«Wir müssen die Leute praktisch in flagranti erwischen», sagt Beat Lüscher. Lüscher ist Sachbearbeiter bei der Regionalpolizei Wettingen-Limmattal und seit 30 Jahren Polizist.
Wenn die Polizei auf eine «Sauerei» stösst, etwa auf einem Picknickplatz, abends auf einem Schulgelände oder am Flussufer, dann sind die, die den Abfall zurückgelassen haben, oft schon über alle Berge. «Dann haben wir keine Beweise», so Polizist Lüscher.
Wir kommen wieder und schauen, ob ihr aufgeräumt habt.
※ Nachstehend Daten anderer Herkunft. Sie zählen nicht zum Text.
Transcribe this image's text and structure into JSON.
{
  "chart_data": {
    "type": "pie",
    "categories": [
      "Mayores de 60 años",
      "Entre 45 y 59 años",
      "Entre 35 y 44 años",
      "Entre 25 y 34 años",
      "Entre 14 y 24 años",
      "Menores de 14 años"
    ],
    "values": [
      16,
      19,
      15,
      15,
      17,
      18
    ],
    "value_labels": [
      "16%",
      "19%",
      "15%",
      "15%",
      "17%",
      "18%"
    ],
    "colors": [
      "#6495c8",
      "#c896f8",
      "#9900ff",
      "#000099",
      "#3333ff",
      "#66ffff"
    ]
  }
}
Im besseren Fall trifft die Polizei jemanden an, zum Beispiel eine Gruppe Jugendlicher, die noch am Feiern ist. «Dann nehmen wir eine Person, meistens die älteste, in die Pflicht», sagt Lüschers Kollegin, Claudia Bütler. «Wir nehmen ihre Personalien auf und sagen, wir kommen wieder und schauen, ob ihr aufgeräumt habt».
Rare Bussen
Lüscher und Bütler gehen regelmässig auf Jugend-Patrouille im aargauischen Limmattal. Die Littering-Busse von 300 Franken, die es seit letztem Jahr gibt, haben beide noch nie ausgestellt. Polizist Lüscher lässt auch durchblicken, dass er 300 Franken eine hohe Summe findet. «Gerade für einen jungen Menschen, einen 15-jährigen, der vielleicht nicht einmal Sackgeld hat». Er kann sich vorstellen, dass mancher Kollege, manche Kollegin Hemmungen hat, zum Bussenzettel zu greifen.
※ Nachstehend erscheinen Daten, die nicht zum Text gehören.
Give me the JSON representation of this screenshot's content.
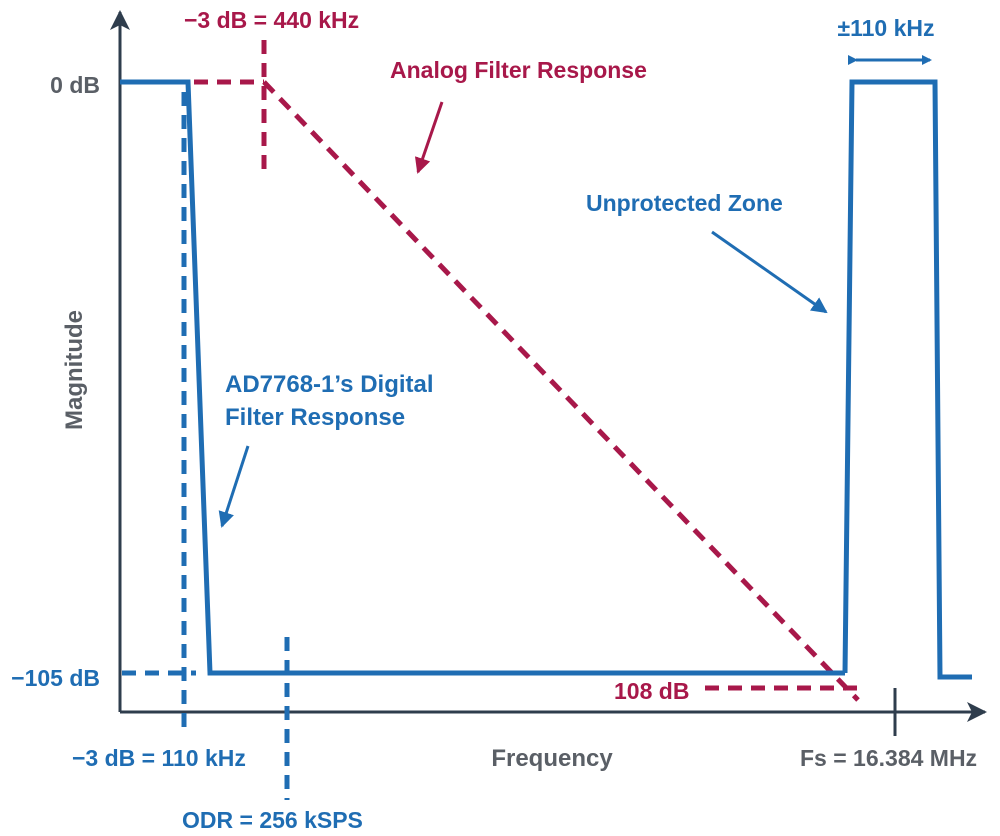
{
  "colors": {
    "blue": "#1f6db3",
    "red": "#a8184a",
    "axis": "#2f3d4d",
    "axis_label": "#5a5f66"
  },
  "axes": {
    "y_label": "Magnitude",
    "x_label": "Frequency",
    "y_tick_top": "0 dB",
    "y_tick_bottom": "−105 dB"
  },
  "annotations": {
    "analog_cutoff": "−3 dB = 440 kHz",
    "analog_title": "Analog Filter Response",
    "digital_title_line1": "AD7768-1’s Digital",
    "digital_title_line2": "Filter Response",
    "digital_cutoff": "−3 dB = 110 kHz",
    "odr": "ODR = 256 kSPS",
    "unprotected": "Unprotected Zone",
    "bandwidth": "±110 kHz",
    "attenuation": "108 dB",
    "fs": "Fs = 16.384 MHz"
  }
}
Tatsache ist, dass im ersten Jahr nur gut 100 Littering-Bussen ausgestellt wurden im ganzen Kanton. Wenig, findet auch der Aargauer Regierungsrat und mutmasst ebenfalls, dass die Polizistinnen und Polizisten Hemmungen hätten. Die Aargauer Regierung wollte die Littering-Busse darum wieder auf 100 Franken senken. Doch nach Anhörung der Gemeinden hat die Regierung den Vorschlag wieder zurückgezogen – die Littering-Busse bleibt bei 300 Franken.
Flickenteppich bei Littering-Bussen
300 Franken ist tatsächlich viel – in doppelter Hinsicht. Einerseits verglichen mit anderen Vergehen: Wer zum Beispiel mit einem Auto ein Rotlicht überfährt wird «nur» mit 250 Franken gebüsst, gefährdet aber unter Umständen Menschenleben.
Andererseits sind die 300 Franken im Aargau fürs Littering auch im schweizerischen Vergleich sehr hoch. Das andere Extrem ist der Kanton Appenzell Ausserrhoden, der gar keine Littering-Busse kennt. Dazwischen liegen viele Kantone mit Bussandrohungen zwischen 40 und 80 Franken. 80 Franken Busse gibt es auch in den beiden grössten Deutschschweizer Städten Basel und Zürich. Strenger wiederum ist die zweitgrösste Westschweizer Stadt, Lausanne, mit 150 Franken.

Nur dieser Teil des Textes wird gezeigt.